Hitman Blood Money cristallise à lui tout seul 20 ans de progrès vidéoludique, tout ce qu'on a fantasmé depuis tant d'années sans jamais pouvoir le concrétiser est désormais rendu possible.
C'était en 2006 et tout était encore à faire, c'était avant Crysis et ses graphismes venus d'une autre génération, c'était avant Call Of Duty 4 et donc avant l'autoregen, les scripts et l'assistanat en tant que norme de jeu moderne, c'était bien sûr avant Wiisport best-seller. Autant dire qu'il y avait largement de quoi se réjouir quant à l'avenir du jeu vidéo.
Lorsqu'on joue à Blood Money on a le sentiment qu'il développe de manière totalement absolue le gameplay de la série tout en essayant de poser les bases d'un jeu vidéo moderne. Dans le meilleur des mondes, il aurait dû y avoir un peu de Blood Money dans chaque nouvelle sortie, comme il y a eu un peu de Super Mario Bros dans chaque jeu de Plate Forme 2D après 1986. La suite, on la connait et si elle n'est pas celle qu'on aurait souhaité, il n'en reste pas moins que Blood Money transpire d'enthousiasme, d'ambition et de fantasmes concrétisés. Tout est possible dans Hitman Blood Money. Rasmus Hoejengaard supervise ici son premier jeu vidéo et également son dernier. Alors il s'est demandé ce qu'il était possible de faire et il s'est rendu compte qu'absolument tout lui était permis.
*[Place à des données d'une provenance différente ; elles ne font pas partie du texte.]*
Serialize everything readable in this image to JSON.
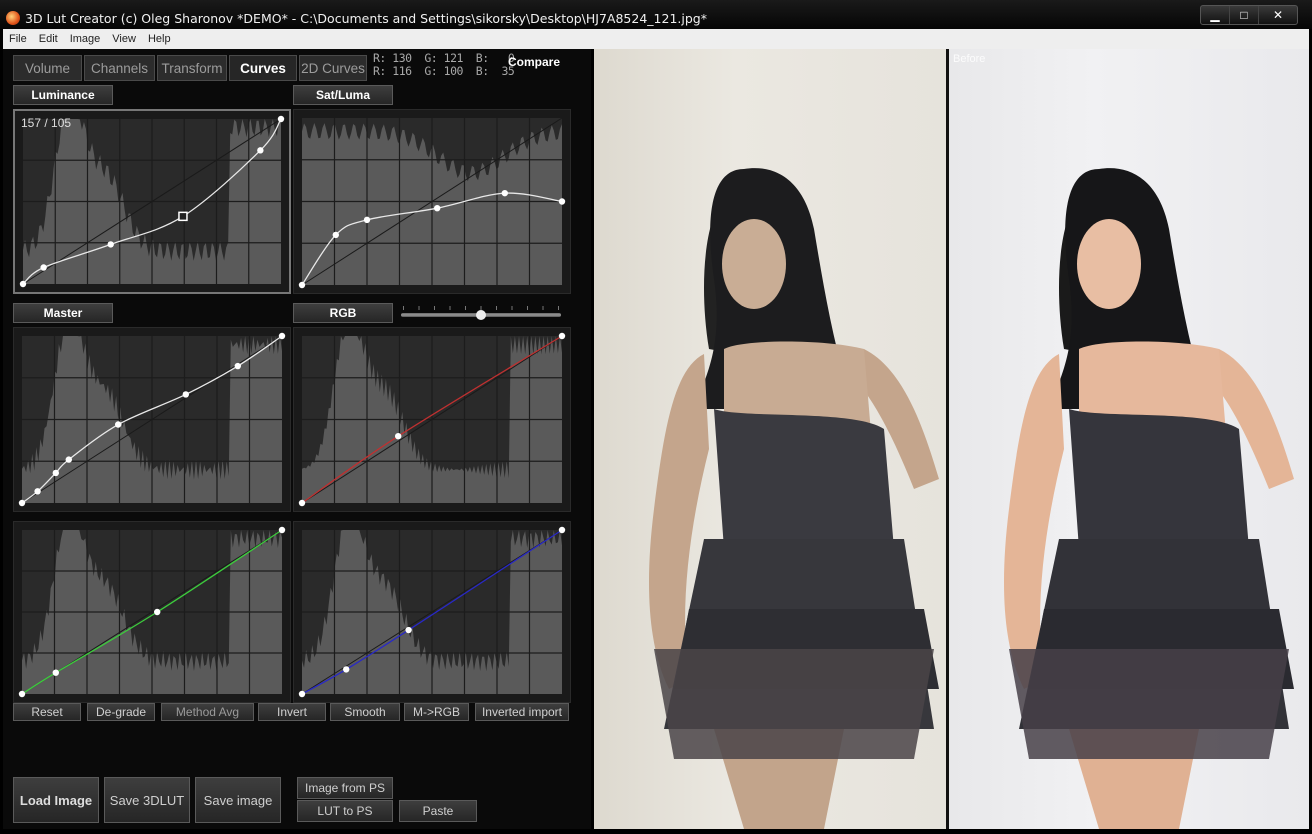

C'est pour toutes ces raisons que Blood Money est une réussite en tout points.
Pour ceux qui, comme Mr Jacques Cheminade, débarqueraient de Mars, le jeu propose de contrôler l'agent 47 et le but est d'assassiner une ou plusieurs cibles dans chaque niveau de jeu. Ensuite, c'est vous qui décidez, le jeu est d'une richesse telle qu'il est possible de finir chaque mission des dizaines de fois de manière totalement différente. Même si ce n'est pas le plus intéressant, il est possible de s'équiper d'armes lourdes et de bourriner tout le monde sur la map pour parvenir à ses fins, cependant la richesse du gameplay se dévoile dans sa partie infiltration, essayant de finir chaque mission sans tuer personne, en gardant le costume de 47 ou déguisé en tout-venant.
Les missions sont longues car les aires de jeux sont immenses, elles grouillent de personnages qui vont et qui viennent, toujours selon une routine particulière, comme perdus dans une boucle spatio-temporelle, qui sont tous susceptibles de permettre au joueur d'approcher de sa cible. On se surprend alors à rester planté deux-trois heures sur chaque mission rien qu'à observer le mouvement des personnages, les suivre, pour trouver la faille qu'on exploitera ensuite. C'est tout bête, un vendeur de beignet peut vous débarrasser du FBI si vous le souhaitez, mais pour cela il vous faudra passer du temps à étudier chaque recoins de l'aire de jeu pour comprendre comment cela est possible.
Les possibilités sont infinies, elles n'ont de limites que l'imagination du joueur, car absolument tout est possible et envisageable : accidents, trahisons, headshots,... Et le jeu n'en reste pas là, car même avec une excellente stratégie, il n'est jamais aisé de parvenir à ses fins, l'IA est sur ses gardes, et même déguisé en membre de la sécurité, les autres peuvent comprendre que ce n'est pas là leur collègue René à qui ils ont affaire.
Tout cela participe à l'immersion, et là encore, on est servi. Que ce soit par les thèmes absolument dantesques de Jesper Kyd ou simplement l'ambiance graphique et la crédibilité de la vie insufflée aux environnements (prenez les missions où il y a une grand rassemblement (carnaval, fêtes) et vous comprendrez de quoi je parle), tout est fait pour plonger le joueur pendant 2, 3, 4 heures ou bien plus encore dans une seule et même mission, seul devant l'absolue maîtrise, devant l'infini des possibles, devant un des plus grands jeux vidéo jamais créé, devant l'apogée moderne du média, avant que d'autres ne le tirent vers le bas.